Another noteworthy drug is Apilimod, also known as STA-5326. Initially, Synta was developed as a drug for the treatment of rheumatoid arthritis, but recently, aplendide was used as an inhibitor of PIKFyve. It has been demonstrated that selective inhibition of IL-12/IL-23 transcription in immune cells is mediated by the combination of apicimod directly with phosphatidylinositol-3-phosphate 5-kinase (PIKfyve). At present, the mechanism has been studying the antiviral activity of aplendide, because studies have shown that it has significant activity against Ebola virus.

According to the data, it has been patented that the active metabolite of apicimod has been applied in the United States (mainly for cancer treatment), but whether an active metabolite can also be used to treat autoimmune diseases is worth further. the study. However, many large varieties do not pay attention to whether metabolites have higher activity when applying for compound patents.
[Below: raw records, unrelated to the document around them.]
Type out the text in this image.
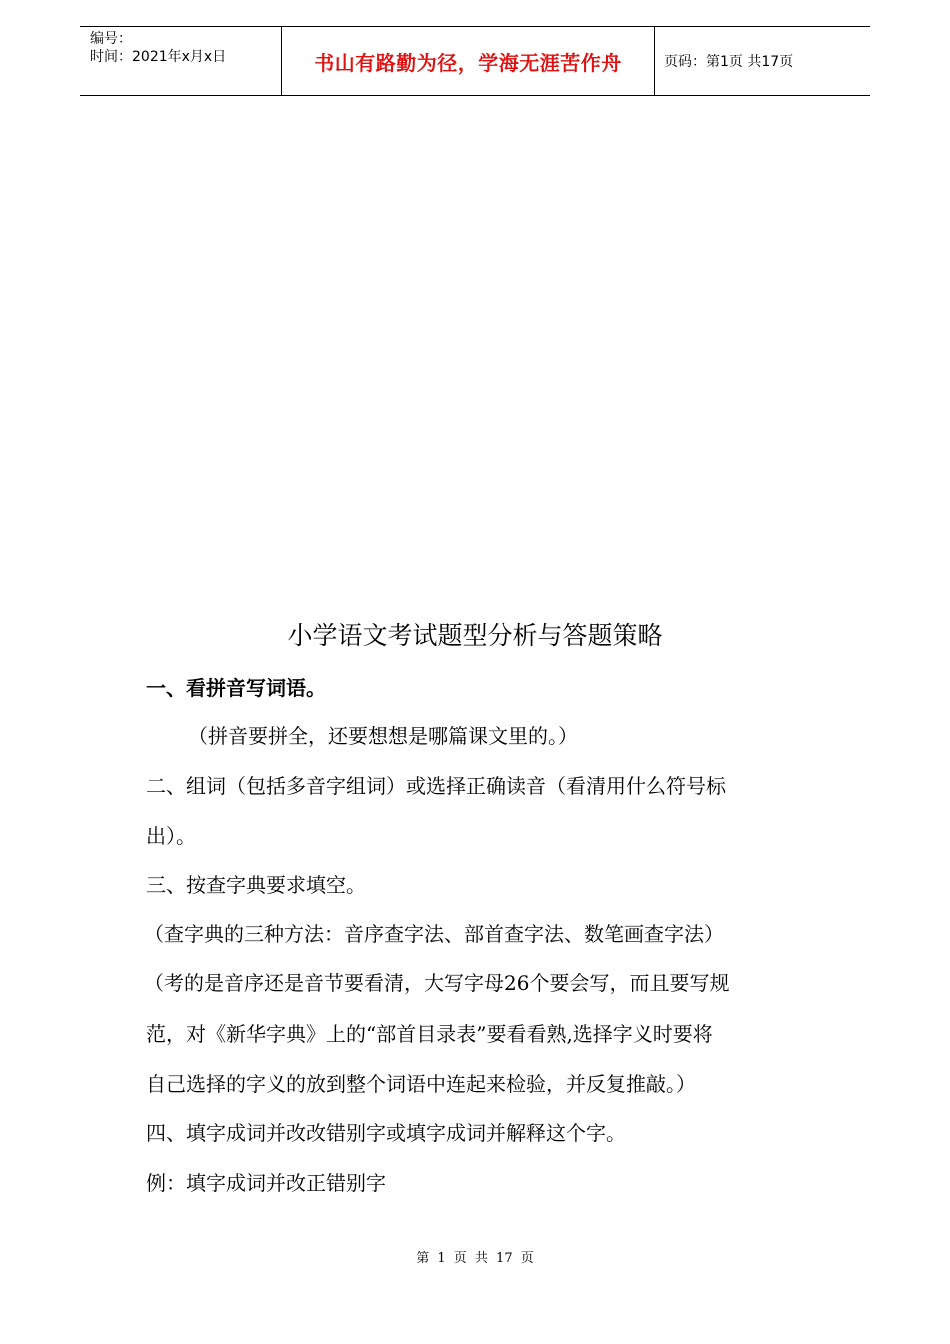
编号：
时间：2021年x月x日	书山有路勤为径，学海无涯苦作舟	页码：第1页 共17页
小学语文考试题型分析与答题策略
一、看拼音写词语。
（拼音要拼全，还要想想是哪篇课文里的。）
二、组词（包括多音字组词）或选择正确读音（看清用什么符号标
出）。
三、按查字典要求填空。
（查字典的三种方法：音序查字法、部首查字法、数笔画查字法）
（考的是音序还是音节要看清，大写字母26个要会写，而且要写规
范，对《新华字典》上的“部首目录表”要看看熟,选择字义时要将
自己选择的字义的放到整个词语中连起来检验，并反复推敲。）
四、填字成词并改改错别字或填字成词并解释这个字。
例：填字成词并改正错别字
第 1 页 共 17 页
Therefore, they can also be used as an idea for research and development of innovative drugs, which can also reduce the risk of failure due to serious side effects.

In general, in response to the new situation of importing new drugs to speed up the review and approval of listing, as long as there are cooperation between R&D institutions, IP-related institutions, financial institutions and regulatory authorities in terms of policies and resource integration, it is also possible among local pharmaceutical companies. Promote the development of efficient new drugs. With the opportunity of China's participation in ICH, we can help more local pharmaceutical companies to go abroad and make greater progress.